The Prompt You’d Send to the Model (concise and testable)

System:
You are DocumentFilingAgent. Follow the contract:
- Ask once if document_id, document_type, content, or storage_location is missing.
- Cite 1–2 claim_ids per factual sentence using provided claims.
- Propose tools; never assert success without a receipt.
- Output JSON with keys: summary, decision, document_classification, citations[], next_steps[], tool_proposals[].

Claims (eligible only):
[ ... JSON array of document management policy claims like above ... ]

User:
File and classify this document:
{"document_id":"doc-001","document_type":"contract","content":"This is a contract for vendor services."}

How to adapt quickly

Integrate document classification, storage management, and compliance checks with your internal document management system or cloud storage solution.
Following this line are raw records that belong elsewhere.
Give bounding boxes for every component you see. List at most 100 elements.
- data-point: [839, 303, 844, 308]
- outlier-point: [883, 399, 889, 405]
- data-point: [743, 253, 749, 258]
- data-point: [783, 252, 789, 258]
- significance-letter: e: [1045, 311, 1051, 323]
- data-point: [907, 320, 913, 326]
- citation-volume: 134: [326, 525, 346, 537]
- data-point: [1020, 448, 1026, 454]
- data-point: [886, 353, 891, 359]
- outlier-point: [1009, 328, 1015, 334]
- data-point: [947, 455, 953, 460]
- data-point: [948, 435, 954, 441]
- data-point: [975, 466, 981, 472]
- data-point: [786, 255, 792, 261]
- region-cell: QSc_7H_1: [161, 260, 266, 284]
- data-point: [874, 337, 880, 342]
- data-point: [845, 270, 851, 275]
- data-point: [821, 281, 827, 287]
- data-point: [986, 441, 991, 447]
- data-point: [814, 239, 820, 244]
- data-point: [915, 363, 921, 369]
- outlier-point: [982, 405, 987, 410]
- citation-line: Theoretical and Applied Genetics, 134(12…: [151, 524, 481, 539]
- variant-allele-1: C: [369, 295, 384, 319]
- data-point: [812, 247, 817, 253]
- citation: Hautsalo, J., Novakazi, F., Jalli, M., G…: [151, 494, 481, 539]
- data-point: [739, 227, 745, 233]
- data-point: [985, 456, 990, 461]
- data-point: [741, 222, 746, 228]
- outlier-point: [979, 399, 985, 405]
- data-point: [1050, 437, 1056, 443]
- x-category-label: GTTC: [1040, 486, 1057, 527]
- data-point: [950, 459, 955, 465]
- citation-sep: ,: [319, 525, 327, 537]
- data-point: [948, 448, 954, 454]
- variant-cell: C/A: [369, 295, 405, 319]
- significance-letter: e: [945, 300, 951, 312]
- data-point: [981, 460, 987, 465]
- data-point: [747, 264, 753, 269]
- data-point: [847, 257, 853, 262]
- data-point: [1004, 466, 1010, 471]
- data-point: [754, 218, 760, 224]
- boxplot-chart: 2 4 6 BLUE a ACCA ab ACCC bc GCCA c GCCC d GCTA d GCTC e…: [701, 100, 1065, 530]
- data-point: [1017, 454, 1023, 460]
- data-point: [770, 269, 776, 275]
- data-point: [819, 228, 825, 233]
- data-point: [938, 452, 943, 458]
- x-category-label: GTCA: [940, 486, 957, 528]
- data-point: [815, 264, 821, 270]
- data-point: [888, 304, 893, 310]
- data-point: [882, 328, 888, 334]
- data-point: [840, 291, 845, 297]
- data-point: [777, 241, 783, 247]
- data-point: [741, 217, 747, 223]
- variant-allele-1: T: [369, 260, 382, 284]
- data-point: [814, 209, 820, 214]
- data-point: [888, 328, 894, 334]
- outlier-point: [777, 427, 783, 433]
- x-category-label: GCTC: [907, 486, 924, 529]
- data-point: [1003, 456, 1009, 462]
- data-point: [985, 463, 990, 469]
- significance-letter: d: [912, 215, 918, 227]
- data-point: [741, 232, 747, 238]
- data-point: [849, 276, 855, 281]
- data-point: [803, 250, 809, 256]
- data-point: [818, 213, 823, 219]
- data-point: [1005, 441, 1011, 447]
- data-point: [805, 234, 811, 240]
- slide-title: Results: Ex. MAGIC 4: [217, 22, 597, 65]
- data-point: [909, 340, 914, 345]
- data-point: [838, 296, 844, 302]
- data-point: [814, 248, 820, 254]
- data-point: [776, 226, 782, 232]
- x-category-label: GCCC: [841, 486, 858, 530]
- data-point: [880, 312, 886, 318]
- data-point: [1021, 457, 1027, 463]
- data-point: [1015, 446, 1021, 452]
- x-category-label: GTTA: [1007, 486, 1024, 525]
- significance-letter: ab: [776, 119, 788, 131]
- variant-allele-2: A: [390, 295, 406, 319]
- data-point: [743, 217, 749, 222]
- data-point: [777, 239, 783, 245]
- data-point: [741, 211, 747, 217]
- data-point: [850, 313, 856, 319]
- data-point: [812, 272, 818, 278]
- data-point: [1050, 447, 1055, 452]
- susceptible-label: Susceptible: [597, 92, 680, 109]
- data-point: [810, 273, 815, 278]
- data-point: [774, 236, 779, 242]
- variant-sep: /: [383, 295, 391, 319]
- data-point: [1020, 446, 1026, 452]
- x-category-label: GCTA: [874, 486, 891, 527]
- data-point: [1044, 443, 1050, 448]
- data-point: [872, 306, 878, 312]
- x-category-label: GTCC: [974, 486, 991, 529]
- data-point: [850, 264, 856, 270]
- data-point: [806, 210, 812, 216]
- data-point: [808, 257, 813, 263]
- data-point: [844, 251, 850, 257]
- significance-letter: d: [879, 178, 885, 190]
Implement idempotency and transactional integrity to ensure that documents are classified and stored correctly without duplication. Load claims from internal classification policies, retention guidelines, and compliance rules for data privacy. Ship the contract, policy bundle, and decoder settings behind a feature flag for easy testing, canary deployments, and rollback support.